I've the following two identically structurred dataframes with id in common.
val originalDF = Seq((1,"gaurav","jaipur",550,70000),(2,"sunil","noida",600,80000),(3,"rishi","ahmedabad",510,65000))
.toDF("id","name","city","credit_score","credit_limit")
scala> originalDF.show(false)
+---+------+---------+------------+------------+
|id |name |city |credit_score|credit_limit|
+---+------+---------+------------+------------+
|1 |gaurav|jaipur |550 |70000 |
|2 |sunil |noida |600 |80000 |
|3 |rishi |ahmedabad|510 |65000 |
+---+------+---------+------------+------------+
val changedDF= Seq((1,"gaurav","jaipur",550,70000),(2,"sunil","noida",650,90000),(4,"Joshua","cochin",612,85000))
.toDF("id","name","city","credit_score","credit_limit")
scala> changedDF.show(false)
+---+------+------+------------+------------+
|id |name |city |credit_score|credit_limit|
+---+------+------+------------+------------+
|1 |gaurav|jaipur|550 |70000 |
|2 |sunil |noida |650 |90000 |
|4 |Joshua|cochin|612 |85000 |
+---+------+------+------------+------------+
Hence I wrote one udf to calulate the change in column values.
val diff = udf((col: String, c1: String, c2: String) => if (c1 == c2) "" else col )
val somedf=changedDF.alias("a").join(originalDF.alias("b"), col("a.id") === col("b.id")).withColumn("diffcolumn", split(concat_ws(",",changedDF.columns.map(x => diff(lit(x), changedDF(x), originalDF(x))):_*),","))
scala> somedf.show(false)
+---+------+------+------------+------------+---+------+------+------------+------------+----------------------------------+
|id |name |city |credit_score|credit_limit|id |name |city |credit_score|credit_limit|diffcolumn |
+---+------+------+------------+------------+---+------+------+------------+------------+----------------------------------+
|1 |gaurav|jaipur|550 |70000 |1 |gaurav|jaipur|550 |70000 |[, , , , ] |
|2 |sunil |noida |650 |90000 |2 |sunil |noida |600 |80000 |[, , , credit_score, credit_limit]|
+---+------+------+------------+------------+---+------+------+------------+------------+----------------------------------+
But I'm not able to get id and diffcolumn separately.

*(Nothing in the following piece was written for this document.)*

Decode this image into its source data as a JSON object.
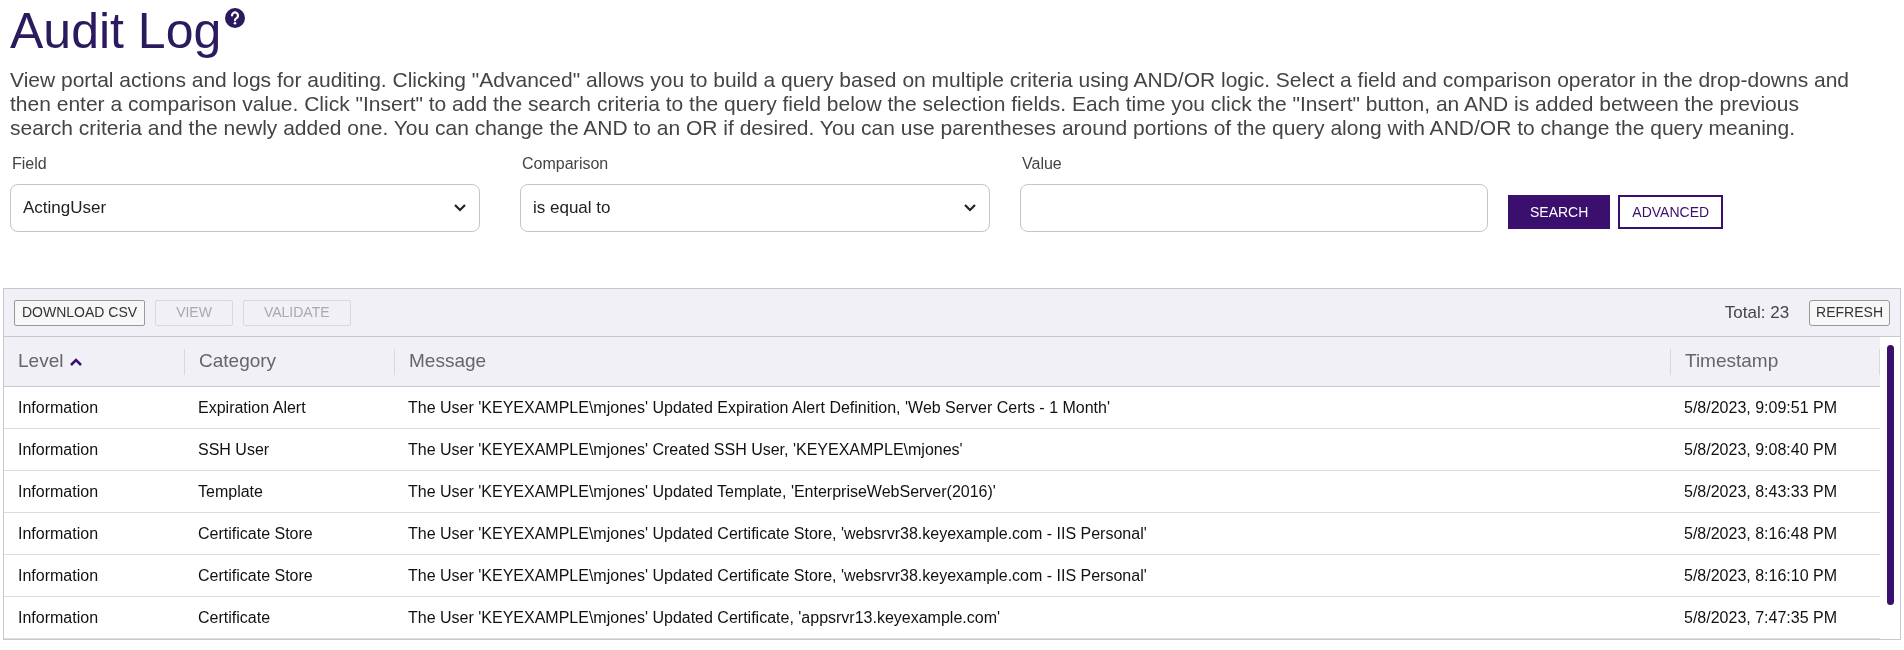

If I do a somedf.select('id) it gives me ambiguity error coz there are two ids in the joined table I want to get all the name of the columns in any array and id corresponding to which the values have changed. Like in the changedDF credit score and credit limit of id=2,name=sunil has been changed. Hence I wanted the resultant dataframe to give me result like
+--+---+------+------+------------+------------+---+
|id | diffcolumn |
+---+------+------+------------+------------+---
|2 |[, , , credit_score, credit_limit] |
+---+------+------+------------+------------+---+
Can anyone suggest me what approach to follow to get eh id and changed column separately in a dataframe.